3.123 gedung Koperasi Merah Putih di Jateng disebut belum beroperasi. Pengurus tetap menanggung listrik, sementara gedung mulai disewakan.
INDONESIAONLINE – Gedung-gedung baru Koperasi Desa/Kelurahan Merah Putih (KDKMP) mulai berdiri di berbagai penjuru Jawa Tengah. Sebagian tampak siap digunakan, tetapi tidak semuanya telah menjadi tempat aktivitas ekonomi.
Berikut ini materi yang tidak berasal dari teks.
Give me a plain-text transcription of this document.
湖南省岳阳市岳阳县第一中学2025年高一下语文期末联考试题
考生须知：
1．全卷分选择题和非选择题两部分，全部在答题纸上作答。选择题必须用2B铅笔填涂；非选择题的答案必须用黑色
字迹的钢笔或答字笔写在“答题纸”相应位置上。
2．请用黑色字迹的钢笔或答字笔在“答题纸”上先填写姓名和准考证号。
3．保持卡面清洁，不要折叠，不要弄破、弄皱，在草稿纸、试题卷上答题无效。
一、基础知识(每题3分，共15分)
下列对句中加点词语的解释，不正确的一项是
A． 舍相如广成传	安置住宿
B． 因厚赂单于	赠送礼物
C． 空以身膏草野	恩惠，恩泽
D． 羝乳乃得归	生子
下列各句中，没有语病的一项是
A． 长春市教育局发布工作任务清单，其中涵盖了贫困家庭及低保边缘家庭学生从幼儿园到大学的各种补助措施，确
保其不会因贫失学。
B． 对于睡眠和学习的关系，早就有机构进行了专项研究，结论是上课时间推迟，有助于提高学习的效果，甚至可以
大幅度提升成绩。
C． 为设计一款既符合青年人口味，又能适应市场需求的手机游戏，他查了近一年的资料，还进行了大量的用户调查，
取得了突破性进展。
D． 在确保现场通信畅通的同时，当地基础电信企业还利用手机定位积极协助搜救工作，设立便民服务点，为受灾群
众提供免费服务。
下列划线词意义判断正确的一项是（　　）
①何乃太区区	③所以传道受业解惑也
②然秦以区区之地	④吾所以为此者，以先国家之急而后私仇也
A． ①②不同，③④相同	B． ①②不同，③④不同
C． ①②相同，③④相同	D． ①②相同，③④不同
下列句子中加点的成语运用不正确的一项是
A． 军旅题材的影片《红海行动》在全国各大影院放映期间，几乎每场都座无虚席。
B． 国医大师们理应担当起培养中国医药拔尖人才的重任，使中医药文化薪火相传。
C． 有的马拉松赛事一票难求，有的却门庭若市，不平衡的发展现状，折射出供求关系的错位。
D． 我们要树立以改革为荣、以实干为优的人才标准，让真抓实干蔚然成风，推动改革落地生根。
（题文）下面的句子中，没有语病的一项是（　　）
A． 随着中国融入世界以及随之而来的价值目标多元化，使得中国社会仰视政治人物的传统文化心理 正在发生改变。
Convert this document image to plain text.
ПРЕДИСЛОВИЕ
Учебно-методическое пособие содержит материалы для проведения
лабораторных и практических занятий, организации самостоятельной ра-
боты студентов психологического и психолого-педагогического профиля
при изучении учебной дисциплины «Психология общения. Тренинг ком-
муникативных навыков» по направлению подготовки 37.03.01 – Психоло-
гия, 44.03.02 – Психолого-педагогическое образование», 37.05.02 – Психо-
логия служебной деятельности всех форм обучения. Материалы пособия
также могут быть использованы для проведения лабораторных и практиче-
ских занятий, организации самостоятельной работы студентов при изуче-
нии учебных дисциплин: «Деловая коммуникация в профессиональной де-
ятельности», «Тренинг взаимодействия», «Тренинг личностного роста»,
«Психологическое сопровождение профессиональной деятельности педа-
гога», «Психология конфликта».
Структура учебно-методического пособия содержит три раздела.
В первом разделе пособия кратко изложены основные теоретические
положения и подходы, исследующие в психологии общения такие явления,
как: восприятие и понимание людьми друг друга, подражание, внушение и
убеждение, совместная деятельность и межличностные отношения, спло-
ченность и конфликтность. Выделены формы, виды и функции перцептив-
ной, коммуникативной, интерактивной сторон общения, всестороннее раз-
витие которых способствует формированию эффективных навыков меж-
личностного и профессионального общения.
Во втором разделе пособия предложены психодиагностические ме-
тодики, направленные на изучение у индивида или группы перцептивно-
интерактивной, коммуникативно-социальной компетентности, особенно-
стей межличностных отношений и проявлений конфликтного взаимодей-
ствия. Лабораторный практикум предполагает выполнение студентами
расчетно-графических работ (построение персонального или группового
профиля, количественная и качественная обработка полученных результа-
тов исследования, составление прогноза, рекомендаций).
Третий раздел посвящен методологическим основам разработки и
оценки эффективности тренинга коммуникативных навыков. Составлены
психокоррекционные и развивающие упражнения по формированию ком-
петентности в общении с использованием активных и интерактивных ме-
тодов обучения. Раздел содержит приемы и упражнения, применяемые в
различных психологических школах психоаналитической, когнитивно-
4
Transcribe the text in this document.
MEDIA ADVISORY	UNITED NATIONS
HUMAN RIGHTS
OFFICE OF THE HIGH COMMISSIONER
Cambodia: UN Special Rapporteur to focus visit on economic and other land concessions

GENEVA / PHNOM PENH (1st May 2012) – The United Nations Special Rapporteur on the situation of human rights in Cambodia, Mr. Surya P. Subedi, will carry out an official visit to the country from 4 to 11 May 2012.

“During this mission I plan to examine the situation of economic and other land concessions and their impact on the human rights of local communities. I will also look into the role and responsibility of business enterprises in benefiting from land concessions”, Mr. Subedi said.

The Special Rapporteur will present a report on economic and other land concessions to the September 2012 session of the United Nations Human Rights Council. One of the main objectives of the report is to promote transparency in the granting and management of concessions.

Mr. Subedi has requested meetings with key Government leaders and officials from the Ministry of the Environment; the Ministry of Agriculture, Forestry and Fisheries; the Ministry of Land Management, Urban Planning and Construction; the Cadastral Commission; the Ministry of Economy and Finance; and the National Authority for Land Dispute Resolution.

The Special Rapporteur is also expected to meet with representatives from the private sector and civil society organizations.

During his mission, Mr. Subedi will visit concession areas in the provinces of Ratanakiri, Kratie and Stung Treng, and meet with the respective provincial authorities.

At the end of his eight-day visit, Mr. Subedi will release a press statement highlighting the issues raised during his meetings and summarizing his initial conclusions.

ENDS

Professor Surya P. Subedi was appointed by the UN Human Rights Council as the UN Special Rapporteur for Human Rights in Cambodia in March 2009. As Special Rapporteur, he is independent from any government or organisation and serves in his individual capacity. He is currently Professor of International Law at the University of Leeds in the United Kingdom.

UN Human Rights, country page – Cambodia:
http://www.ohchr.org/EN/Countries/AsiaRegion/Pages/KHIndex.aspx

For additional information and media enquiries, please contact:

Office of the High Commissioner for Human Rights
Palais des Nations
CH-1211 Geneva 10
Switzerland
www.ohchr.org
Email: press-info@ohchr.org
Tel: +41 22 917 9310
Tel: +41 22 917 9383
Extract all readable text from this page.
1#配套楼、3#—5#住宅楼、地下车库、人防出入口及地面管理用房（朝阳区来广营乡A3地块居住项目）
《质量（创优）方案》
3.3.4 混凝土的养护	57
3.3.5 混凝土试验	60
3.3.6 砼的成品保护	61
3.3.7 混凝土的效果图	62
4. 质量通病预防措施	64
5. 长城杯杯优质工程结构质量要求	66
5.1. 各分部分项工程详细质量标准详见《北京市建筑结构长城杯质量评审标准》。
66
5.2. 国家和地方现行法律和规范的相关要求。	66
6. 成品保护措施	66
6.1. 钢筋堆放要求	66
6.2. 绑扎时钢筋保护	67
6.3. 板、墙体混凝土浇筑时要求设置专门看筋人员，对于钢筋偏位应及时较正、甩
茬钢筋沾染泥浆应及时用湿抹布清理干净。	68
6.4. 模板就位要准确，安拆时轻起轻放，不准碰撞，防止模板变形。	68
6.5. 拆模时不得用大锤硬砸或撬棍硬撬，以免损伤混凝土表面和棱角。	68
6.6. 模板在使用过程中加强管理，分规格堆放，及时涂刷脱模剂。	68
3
Di balik dinding dan instalasi listrik yang sudah terpasang, terdapat persoalan yang lebih sederhana sekaligus mendasar: bagaimana membayar biaya ketika koperasi belum menghasilkan pendapatan?
Pelaksana Tugas Kepala Dinas Koperasi UKM Jawa Tengah Desy Arijani menyebut 3.123 gedung Koperasi Merah Putih telah dibangun tetapi belum beroperasi. Dari total 8.523 koperasi yang telah berbadan hukum, sekitar 5.400 disebut sudah menjalankan kegiatan.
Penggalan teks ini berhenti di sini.